The economist noted that one of the few things that would have kept some of the suburbs out of the $1m club previously was their distance to the CBD — which was becoming less of a concern as Melbourne’s urban boundary expanded.
“Diamond Creek was almost a country area 20 years ago, but now it is very much Melbourne,” Ms Flaherty said.
For Coburg North, Keilor East and Oak Park, Ms Flaherty said there was also the ripple effect in play, with areas closer to Melbourne like Brunswick now unaffordable for many buyers who were simply working their way further out.
Bell Real Estate’s Corinne Sukroo said Ferny Creek, which topped the list, had been gaining popularity for its relaxed lifestyle as the acceptability of working from home had grown.
And with more people moving to the area, Ms Sukroo noted many were renovating and updating residences which had raised the quality of homes in the Dandenong Ranges suburb.
“And, there are no traffic lights in the suburb — the nearest one is in Ferntree Gully,” she said.
Melbourne’s new million-dollar club suburbs
Suburb: 2023 median — 2024 Median
Ferny Creek: $936,500 — $1.19m
Diamond Creek: $950,000 — $1.078m
Oak Park: $939,500 — $1,077,500
Greensborough: $980,000 — $1.04m
Keilor East: $970,000 — $1.015m
Coburg North: $900,000 — $1,008,750
Ringwood: $995,000 — $1.005m
Beaconsfield: $985,000 — $1.005m
Source: PropTrack
Morrison Kleeman director Craig Parker said both Greensborough and Diamond Creek had performed well throughout the year, with buyers increasingly appreciating its array of shops and eateries, a local cinema and pool, plus a train station and popular schools.
“And I have said for years that Greensborough is undervalued and underpriced,” Mr Parker said.
He noted that both areas would likely have even brighter futures ahead of them when the North East Link was completed in a few years’ time.
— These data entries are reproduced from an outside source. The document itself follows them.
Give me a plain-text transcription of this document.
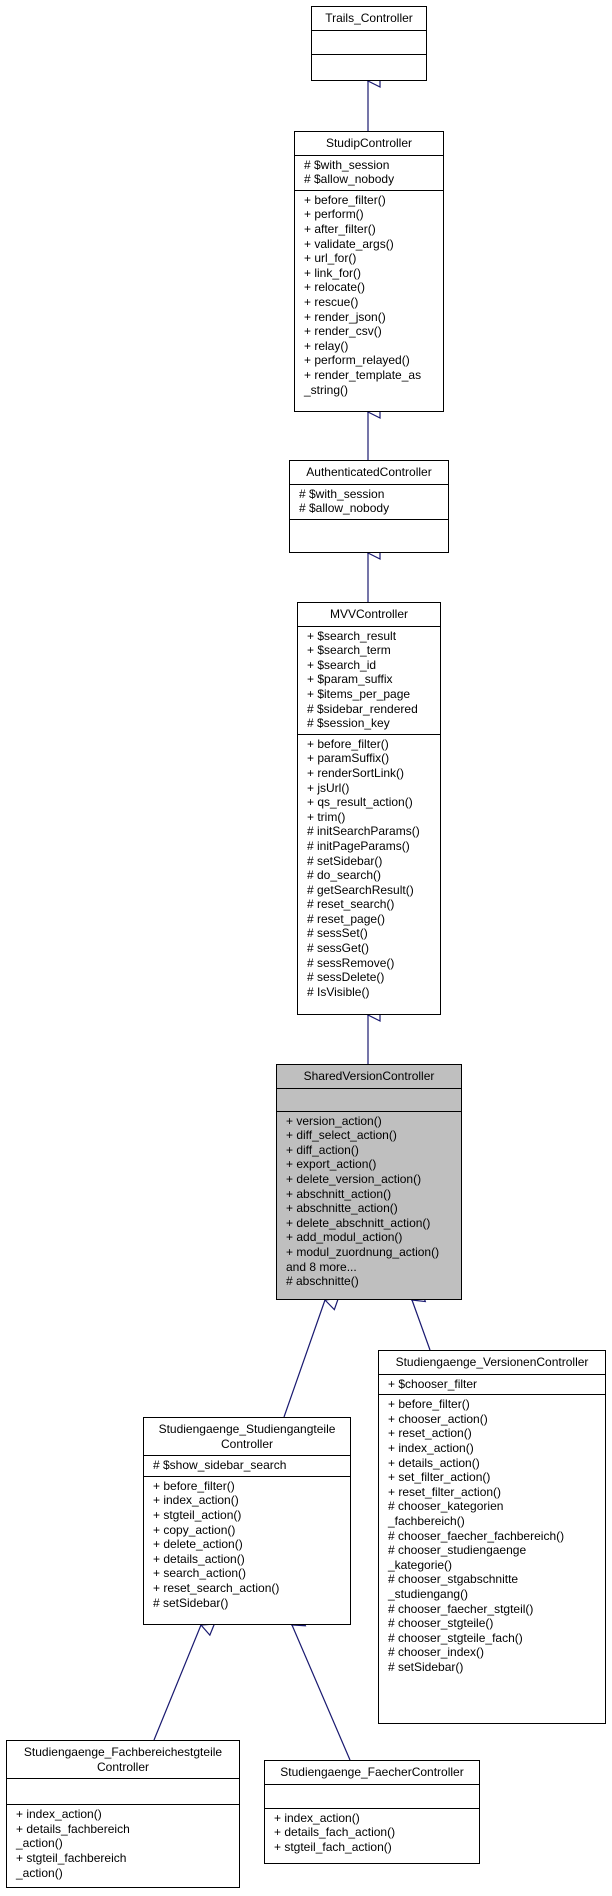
Trails_Controller
StudipController
# $with_session
# $allow_nobody
+ before_filter()
+ perform()
+ after_filter()
+ validate_args()
+ url_for()
+ link_for()
+ relocate()
+ rescue()
+ render_json()
+ render_csv()
+ relay()
+ perform_relayed()
+ render_template_as
_string()
AuthenticatedController
# $with_session
# $allow_nobody
MVVController
+ $search_result
+ $search_term
+ $search_id
+ $param_suffix
+ $items_per_page
# $sidebar_rendered
# $session_key
+ before_filter()
+ paramSuffix()
+ renderSortLink()
+ jsUrl()
+ qs_result_action()
+ trim()
# initSearchParams()
# initPageParams()
# setSidebar()
# do_search()
# getSearchResult()
# reset_search()
# reset_page()
# sessSet()
# sessGet()
# sessRemove()
# sessDelete()
# IsVisible()
SharedVersionController
+ version_action()
+ diff_select_action()
+ diff_action()
+ export_action()
+ delete_version_action()
+ abschnitt_action()
+ abschnitte_action()
+ delete_abschnitt_action()
+ add_modul_action()
+ modul_zuordnung_action()
and 8 more...
# abschnitte()
Studiengaenge_Studiengangteile
Controller
# $show_sidebar_search
+ before_filter()
+ index_action()
+ stgteil_action()
+ copy_action()
+ delete_action()
+ details_action()
+ search_action()
+ reset_search_action()
# setSidebar()
Studiengaenge_VersionenController
+ $chooser_filter
+ before_filter()
+ chooser_action()
+ reset_action()
+ index_action()
+ details_action()
+ set_filter_action()
+ reset_filter_action()
# chooser_kategorien
_fachbereich()
# chooser_faecher_fachbereich()
# chooser_studiengaenge
_kategorie()
# chooser_stgabschnitte
_studiengang()
# chooser_faecher_stgteil()
# chooser_stgteile()
# chooser_stgteile_fach()
# chooser_index()
# setSidebar()
Studiengaenge_Fachbereichestgteile
Controller
+ index_action()
+ details_fachbereich
_action()
+ stgteil_fachbereich
_action()
Studiengaenge_FaecherController
+ index_action()
+ details_fach_action()
+ stgteil_fach_action()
In Melbourne’s north, Nelson Alexander’s Sam Gotzilianis said while Coburg North had been a dangerous place 30 years ago when Pentridge Prison was still open, the former lockup was now more commonly a place to go see a movie or grab some dumplings with friends.
With many locals in the suburb catching up for barbecues and to exchange presents for their neighbours’ kids at this time of year, he said a family-friendly nature was now part of the area’s fabric, as it was for nearby Oak Park.
“And they are value for money areas,” Mr Gotzilianis said.
“You can still get a family home with a backyard for $1m. In the south east or east, that won’t happen.”
And with an easy commute to the city as the two almost neighbouring areas are largely set along two train lines, he said their rise through the ranks to $1m median house price status had likely been inevitable.